Toward Machine Translation Literacy: How Lay Users Perceive and Rely on Imperfect Translations
Yimin Xiao, Yongle Zhang, Dayeon Ki, Calvin Bao, Marianna J. Martindale, Charlotte Vaughn, Ge Gao, Marine Carpuat
TL;DR
The paper addresses how lay users perceive and rely on imperfect machine translation in everyday contexts, highlighting the MT literacy gap. It deploys a museum-based study (n=452 valid) with a 2×3 design that manipulates translation correctness and error type, measuring translation quality perception, decision accuracy, confidence, and willingness to reuse MT across Spanish proficiency levels. Key findings show bilingual and non-bilingual users rely on MT differently; non-bilingual users often over-rely due to limited evaluation strategies, while error experiences can prompt reassessment of future use.
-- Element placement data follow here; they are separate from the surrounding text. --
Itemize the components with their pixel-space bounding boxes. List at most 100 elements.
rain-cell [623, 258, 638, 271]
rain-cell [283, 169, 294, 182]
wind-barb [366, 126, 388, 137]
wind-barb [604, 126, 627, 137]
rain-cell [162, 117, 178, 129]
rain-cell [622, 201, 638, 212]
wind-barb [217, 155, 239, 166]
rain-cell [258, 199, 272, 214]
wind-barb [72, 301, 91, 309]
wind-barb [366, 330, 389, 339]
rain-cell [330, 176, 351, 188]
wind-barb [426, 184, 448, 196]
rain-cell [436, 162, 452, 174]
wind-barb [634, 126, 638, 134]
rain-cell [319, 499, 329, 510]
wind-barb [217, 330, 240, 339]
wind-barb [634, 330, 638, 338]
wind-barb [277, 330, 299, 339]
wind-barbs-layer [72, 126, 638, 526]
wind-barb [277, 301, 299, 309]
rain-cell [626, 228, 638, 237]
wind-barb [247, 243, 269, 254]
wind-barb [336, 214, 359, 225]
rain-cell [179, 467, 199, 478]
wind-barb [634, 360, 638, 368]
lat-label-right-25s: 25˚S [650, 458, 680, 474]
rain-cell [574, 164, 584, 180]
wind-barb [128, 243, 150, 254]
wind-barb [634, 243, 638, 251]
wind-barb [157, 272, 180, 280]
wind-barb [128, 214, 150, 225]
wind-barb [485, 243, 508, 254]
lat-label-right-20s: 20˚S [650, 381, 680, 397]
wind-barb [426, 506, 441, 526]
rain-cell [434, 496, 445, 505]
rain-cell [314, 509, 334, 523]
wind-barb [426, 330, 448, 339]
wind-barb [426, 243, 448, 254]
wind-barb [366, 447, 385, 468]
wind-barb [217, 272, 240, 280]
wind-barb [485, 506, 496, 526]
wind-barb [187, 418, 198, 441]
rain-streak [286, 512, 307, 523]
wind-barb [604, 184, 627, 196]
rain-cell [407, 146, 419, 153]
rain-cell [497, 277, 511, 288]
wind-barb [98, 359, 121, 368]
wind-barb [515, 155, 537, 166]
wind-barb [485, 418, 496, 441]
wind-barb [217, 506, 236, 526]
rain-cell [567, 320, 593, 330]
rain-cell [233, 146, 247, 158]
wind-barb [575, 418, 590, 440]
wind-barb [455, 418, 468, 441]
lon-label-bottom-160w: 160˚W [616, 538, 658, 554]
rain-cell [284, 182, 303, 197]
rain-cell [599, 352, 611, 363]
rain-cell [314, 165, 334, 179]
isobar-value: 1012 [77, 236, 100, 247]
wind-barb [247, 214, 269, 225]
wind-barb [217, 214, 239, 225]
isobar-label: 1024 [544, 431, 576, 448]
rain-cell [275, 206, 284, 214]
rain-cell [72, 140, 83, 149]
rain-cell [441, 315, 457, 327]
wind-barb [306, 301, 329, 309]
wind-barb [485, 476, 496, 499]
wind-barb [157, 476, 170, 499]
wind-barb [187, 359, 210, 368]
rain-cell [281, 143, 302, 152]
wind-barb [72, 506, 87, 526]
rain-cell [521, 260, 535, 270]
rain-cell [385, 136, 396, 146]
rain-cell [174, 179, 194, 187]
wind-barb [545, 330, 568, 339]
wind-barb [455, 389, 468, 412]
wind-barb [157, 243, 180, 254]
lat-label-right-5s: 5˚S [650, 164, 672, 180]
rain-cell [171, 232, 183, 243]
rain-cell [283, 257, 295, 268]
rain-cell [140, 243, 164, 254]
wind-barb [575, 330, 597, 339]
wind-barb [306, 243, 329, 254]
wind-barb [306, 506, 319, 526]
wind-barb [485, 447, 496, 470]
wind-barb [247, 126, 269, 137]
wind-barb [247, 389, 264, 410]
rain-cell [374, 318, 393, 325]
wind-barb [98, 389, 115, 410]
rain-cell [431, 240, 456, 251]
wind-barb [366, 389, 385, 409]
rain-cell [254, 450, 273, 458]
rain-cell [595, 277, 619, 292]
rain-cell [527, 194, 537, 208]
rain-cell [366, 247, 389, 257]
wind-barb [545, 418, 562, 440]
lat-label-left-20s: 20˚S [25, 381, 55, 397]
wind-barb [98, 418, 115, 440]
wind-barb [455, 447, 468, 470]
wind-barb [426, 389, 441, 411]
The work advocates for MT evaluation tools and NLP explanations to support user understanding, suggesting practical directions for MT literacy interventions and interdisciplinary collaboration across NLP, HCI, and Translation Studies.
Abstract
As Machine Translation (MT) becomes increasingly commonplace, understanding how the general public perceives and relies on imperfect MT is crucial for contextualizing MT research in real-world applications. We present a human study conducted in a public museum (n=452), investigating how fluency and adequacy errors impact bilingual and non-bilingual users' reliance on MT during casual use. Our findings reveal that non-bilingual users often over-rely on MT due to a lack of evaluation strategies and alternatives, while experiencing the impact of errors can prompt users to reassess future reliance. This highlights the need for MT evaluation and NLP explanation techniques to promote not only MT quality, but also MT literacy among its users.